Psychodynamic Therapy, Acceptance & Commitment Therapy (ACT),  Cognitive Behavioural Therapy (CBT)               

WHAT IS PARENT COUNSELLING?


Parent counselling is a way for you to reduce your stress levels and to increase your sense of confidence when interacting with your child. Parent counselling sessions are  conducted without your child present and a collaborative approach is taken so that together we can determine what is best for you, your child and indeed, your family.

 

As a PARENT you may feel ...

  • Worried or concerned about your child.
  • Powerless or helpless because what you are doing may not be working and you don't know what to do to change things.
  • Angry and frustrated with your child's behaviours.
  • Confused and uncertain as to what is really the best way to parent.
  • Guilty or ashamed that somehow you may have failed as a parent.
  • Discouraged and inadequate because your child is experiencing problems.
  • Disappointed in your relationship with your child.

 

 

HOW PARENT COUNSELLING can HELP

  • You will be supported in identifying, expressing and managing your feelings related to your child so that these feelings will not interfere with your parenting.
  • You will be supported in exploring various ways of interacting with your child that will improve the relationship between you and your child.
  • You will learn new parenting skills and behavior management strategies.
  • You will be supported in dealing with other issues causing stress in your life that may be impacting on your ability to relate well to your child.

 

Your Own Experiences as a Child can Impact Your Parenting

When you become a parent, your experiences with your own family when you were a child serve to guide you in your current roleYou may be repeating the same parenting behaviors as your parents or caregivers used on you in spite your best intentions.

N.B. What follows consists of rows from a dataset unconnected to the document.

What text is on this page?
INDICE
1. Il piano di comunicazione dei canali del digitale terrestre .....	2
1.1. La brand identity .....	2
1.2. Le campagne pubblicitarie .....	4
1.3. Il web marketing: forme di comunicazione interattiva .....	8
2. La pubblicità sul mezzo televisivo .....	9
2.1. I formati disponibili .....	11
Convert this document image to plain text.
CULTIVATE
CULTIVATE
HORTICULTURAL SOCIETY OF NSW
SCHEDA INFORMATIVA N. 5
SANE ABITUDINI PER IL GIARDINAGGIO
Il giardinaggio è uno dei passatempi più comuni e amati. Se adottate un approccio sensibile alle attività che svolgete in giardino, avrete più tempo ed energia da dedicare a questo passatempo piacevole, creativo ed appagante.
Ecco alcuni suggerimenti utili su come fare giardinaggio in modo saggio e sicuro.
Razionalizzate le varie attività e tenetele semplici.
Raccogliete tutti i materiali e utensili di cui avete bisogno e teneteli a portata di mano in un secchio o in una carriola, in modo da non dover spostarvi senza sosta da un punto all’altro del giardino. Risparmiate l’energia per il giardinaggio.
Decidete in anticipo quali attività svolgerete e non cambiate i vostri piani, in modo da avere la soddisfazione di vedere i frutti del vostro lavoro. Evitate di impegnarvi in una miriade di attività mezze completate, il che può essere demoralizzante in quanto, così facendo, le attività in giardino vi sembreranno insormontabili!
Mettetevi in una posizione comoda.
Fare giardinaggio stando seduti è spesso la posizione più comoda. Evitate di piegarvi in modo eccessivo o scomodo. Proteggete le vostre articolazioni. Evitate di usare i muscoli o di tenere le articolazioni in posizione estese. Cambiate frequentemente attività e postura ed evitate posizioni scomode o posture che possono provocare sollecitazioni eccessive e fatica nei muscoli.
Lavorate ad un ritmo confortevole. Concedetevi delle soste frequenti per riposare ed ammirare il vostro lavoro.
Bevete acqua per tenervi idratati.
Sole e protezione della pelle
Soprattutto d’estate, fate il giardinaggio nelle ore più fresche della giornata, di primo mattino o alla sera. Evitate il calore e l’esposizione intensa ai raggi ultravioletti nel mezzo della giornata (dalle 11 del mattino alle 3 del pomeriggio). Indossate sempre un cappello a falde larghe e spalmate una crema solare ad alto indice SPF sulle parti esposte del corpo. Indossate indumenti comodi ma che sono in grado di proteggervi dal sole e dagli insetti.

Alternately, you may have consciously decided to parent in completely the opposite way from how you were parented as a child. While some of these parenting behaviors may be useful and adaptive, some of them may not be.

It is important for you to be aware of how and where you learned your current parenting strategies. Then you are able to make decisions about building on your current good parenting skills and discarding  your more unhelpful parenting approaches.